La Dre Lise Gauvin, de l'Université de Montréal, peut en témoigner. Daniel Fuller, un étudiant de troisième cycle avec lequel elle travaillait, avait entendu parler d'un programme de partage de vélos lancé en ville afin de réduire la dépendance à l'automobile et de promouvoir la santé. Il a proposé d'étudier l'incidence de ce programme sur le transport actif.
« J'ai demandé à Lise si cette question méritait qu'on s'y attarde. Deux semaines plus tard, nous présentions une demande de financement », raconte M. Fuller.
En bref
Qui – La Dre Lise Gauvin, Université de Montréal.
Question – De plus en plus de grandes villes tentent de promouvoir le transport actif au moyen de programmes de vélos en libre-service.
Approche – Au lancement du programme BIXI à Montréal en 2009, la Dre Gauvin et son équipe ont saisi l'occasion de mener des sondages approfondis sur l'impact du programme.
Impact – Les conclusions de l'étude permettront aux responsables des politiques d'assurer une mise en place sécuritaire et efficace de ce type de programme.
En 2009, la Ville de Montréal a lancé le programme BIXI, système de vélos en libre-service permettant aux citoyens de louer des vélos à diverses stations réparties dans la ville.
La Dre Gauvin et son équipe ont alors entrepris de répondre à plusieurs questions concernant le programme, notamment sur le profil des usagers et la fréquence d'utilisation. Cette expérience naturelle n'était toutefois pas sans présenter certaines difficultés.

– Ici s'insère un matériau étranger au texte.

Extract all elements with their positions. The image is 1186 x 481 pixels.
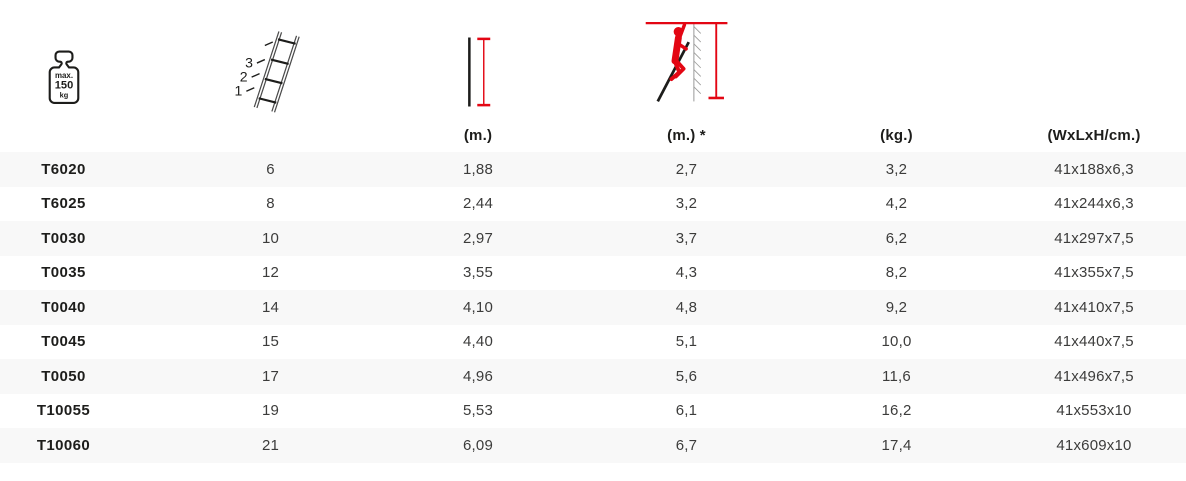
cell-dimensions: 41x410x7,5 — [1054, 298, 1134, 316]
cell-working-height: 6,1 — [675, 402, 698, 420]
cell-model: T0040 — [41, 298, 86, 316]
unit-label-rungs — [167, 118, 374, 152]
cell-working-height: 5,6 — [675, 367, 698, 385]
rung-label-2: 2 — [239, 69, 247, 85]
col-header-working-height — [582, 0, 791, 118]
ladder-length-icon — [458, 36, 498, 108]
cell-weight: 9,2 — [885, 298, 908, 316]
max-load-weight-icon: max. 150 kg — [47, 50, 81, 105]
cell-rungs: 6 — [266, 160, 275, 178]
table-row: T0050 17 4,96 5,6 11,6 41x496x7,5 — [0, 359, 1186, 394]
cell-model: T10060 — [36, 436, 91, 454]
max-load-text-line1: max. — [54, 71, 72, 80]
working-height-icon — [644, 12, 730, 110]
cell-length: 5,53 — [463, 402, 493, 420]
unit-label-length: (m.) — [463, 126, 493, 144]
cell-length: 1,88 — [463, 160, 493, 178]
cell-working-height: 4,3 — [675, 264, 698, 282]
cell-dimensions: 41x553x10 — [1056, 402, 1132, 420]
table-icon-header: max. 150 kg — [0, 0, 1186, 118]
cell-length: 4,10 — [463, 298, 493, 316]
table-row: T0045 15 4,40 5,1 10,0 41x440x7,5 — [0, 324, 1186, 359]
cell-model: T0035 — [41, 264, 86, 282]
cell-working-height: 3,7 — [675, 229, 698, 247]
cell-dimensions: 41x297x7,5 — [1054, 229, 1134, 247]
cell-weight: 17,4 — [881, 436, 912, 454]
cell-length: 4,40 — [463, 333, 493, 351]
cell-working-height: 6,7 — [675, 436, 698, 454]
cell-weight: 11,6 — [882, 367, 911, 385]
table-row: T0035 12 3,55 4,3 8,2 41x355x7,5 — [0, 255, 1186, 290]
cell-rungs: 12 — [261, 264, 280, 282]
cell-model: T0045 — [41, 333, 86, 351]
cell-working-height: 5,1 — [675, 333, 698, 351]
cell-model: T10055 — [36, 402, 91, 420]
cell-rungs: 10 — [261, 229, 280, 247]
cell-weight: 16,2 — [881, 402, 912, 420]
col-header-rungs: 3 2 1 — [167, 0, 374, 118]
cell-weight: 6,2 — [885, 229, 908, 247]
max-load-text-line3: kg — [59, 91, 68, 100]
unit-label-weight: (kg.) — [880, 126, 913, 144]
col-header-dimensions — [1002, 0, 1186, 118]
cell-rungs: 19 — [261, 402, 280, 420]
cell-length: 3,55 — [463, 264, 493, 282]
cell-rungs: 8 — [266, 195, 275, 213]
rung-label-1: 1 — [234, 83, 242, 99]
table-row: T10060 21 6,09 6,7 17,4 41x609x10 — [0, 428, 1186, 463]
unit-label-dimensions: (WxLxH/cm.) — [1047, 126, 1141, 144]
col-header-length — [374, 0, 582, 118]
cell-model: T6025 — [41, 195, 86, 213]
cell-dimensions: 41x355x7,5 — [1054, 264, 1134, 282]
cell-weight: 8,2 — [885, 264, 908, 282]
cell-dimensions: 41x188x6,3 — [1054, 160, 1134, 178]
cell-model: T6020 — [41, 160, 86, 178]
unit-label-model — [0, 118, 167, 152]
ladder-rungs-icon: 3 2 1 — [231, 27, 311, 115]
cell-rungs: 17 — [261, 367, 280, 385]
table-row: T0040 14 4,10 4,8 9,2 41x410x7,5 — [0, 290, 1186, 325]
cell-working-height: 2,7 — [675, 160, 698, 178]
table-row: T6020 6 1,88 2,7 3,2 41x188x6,3 — [0, 152, 1186, 187]
cell-dimensions: 41x244x6,3 — [1054, 195, 1134, 213]
table-row: T6025 8 2,44 3,2 4,2 41x244x6,3 — [0, 186, 1186, 221]
unit-label-working-height: (m.) * — [667, 126, 706, 144]
cell-weight: 4,2 — [885, 195, 908, 213]
table-row: T10055 19 5,53 6,1 16,2 41x553x10 — [0, 393, 1186, 428]
cell-model: T0030 — [41, 229, 86, 247]
cell-rungs: 21 — [261, 436, 280, 454]
cell-model: T0050 — [41, 367, 86, 385]
cell-working-height: 4,8 — [675, 298, 698, 316]
max-load-text-line2: 150 — [54, 80, 73, 92]
cell-working-height: 3,2 — [675, 195, 698, 213]
cell-rungs: 15 — [261, 333, 280, 351]
rung-label-3: 3 — [245, 54, 253, 70]
cell-length: 6,09 — [463, 436, 493, 454]
cell-rungs: 14 — [261, 298, 280, 316]
cell-length: 2,97 — [463, 229, 493, 247]
col-header-weight — [791, 0, 1002, 118]
cell-dimensions: 41x609x10 — [1056, 436, 1132, 454]
table-row: T0030 10 2,97 3,7 6,2 41x297x7,5 — [0, 221, 1186, 256]
cell-length: 4,96 — [463, 367, 493, 385]
cell-length: 2,44 — [463, 195, 493, 213]
cell-weight: 3,2 — [885, 160, 908, 178]
cell-dimensions: 41x440x7,5 — [1054, 333, 1134, 351]
col-header-model: max. 150 kg — [0, 0, 147, 118]
cell-dimensions: 41x496x7,5 — [1054, 367, 1134, 385]
table-unit-header: (m.) (m.) * (kg.) (WxLxH/cm.) — [0, 118, 1186, 152]
cell-weight: 10,0 — [881, 333, 912, 351]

« L'intervention [le lancement du programme] était hors de notre contrôle et de notre portée, explique la Dre Gauvin. Il a fallu nous ajuster aux changements extérieurs apportés au système. »
Les chercheurs ont effectué des sondages téléphoniques auprès de la population après le lancement du programme, de même que des sondages sur place auprès des usagers. L'étude a démontré qu'une fraction importante des usagers du système n'habitait pas à proximité d'une station BIXI, une observation qui a étonné l'équipe de la Dre Gauvin.
« C'est, en quelque sorte, une bonne nouvelle, explique-t-elle. Cela signifie que les gens utilisent plus d'un moyen de transport. Au lieu de prendre leur voiture, ils peuvent décider de se déplacer à vélo une fois qu'ils sont en ville. »
La Direction de santé publique de Montréal s'est avérée un précieux partenaire dans le cadre des recherches; elle aidera d'ailleurs l'équipe à transmettre ses conclusions aux partenaires communautaires concernés. La Dre Gauvin collabore également avec des collègues du Centre de recherche du Centre hospitalier de l'Université de Montréal (CRCHUM).
La Dre Gauvin estime que la communication des résultats aux bons partenaires est la clé de la réussite du programme, puisque ces conclusions peuvent contribuer à la modification de politiques. En analysant et en publiant ses données, l'équipe de recherche rejoint par le fait même ces partenaires.
« Nous tâchons de veiller à ce que les gens de notre ville, des communautés et des organismes de promotion du transport actif disposent de ces renseignements une fois qu'ils sont publiés dans des ouvrages scientifiques », poursuit la Dre Gauvin.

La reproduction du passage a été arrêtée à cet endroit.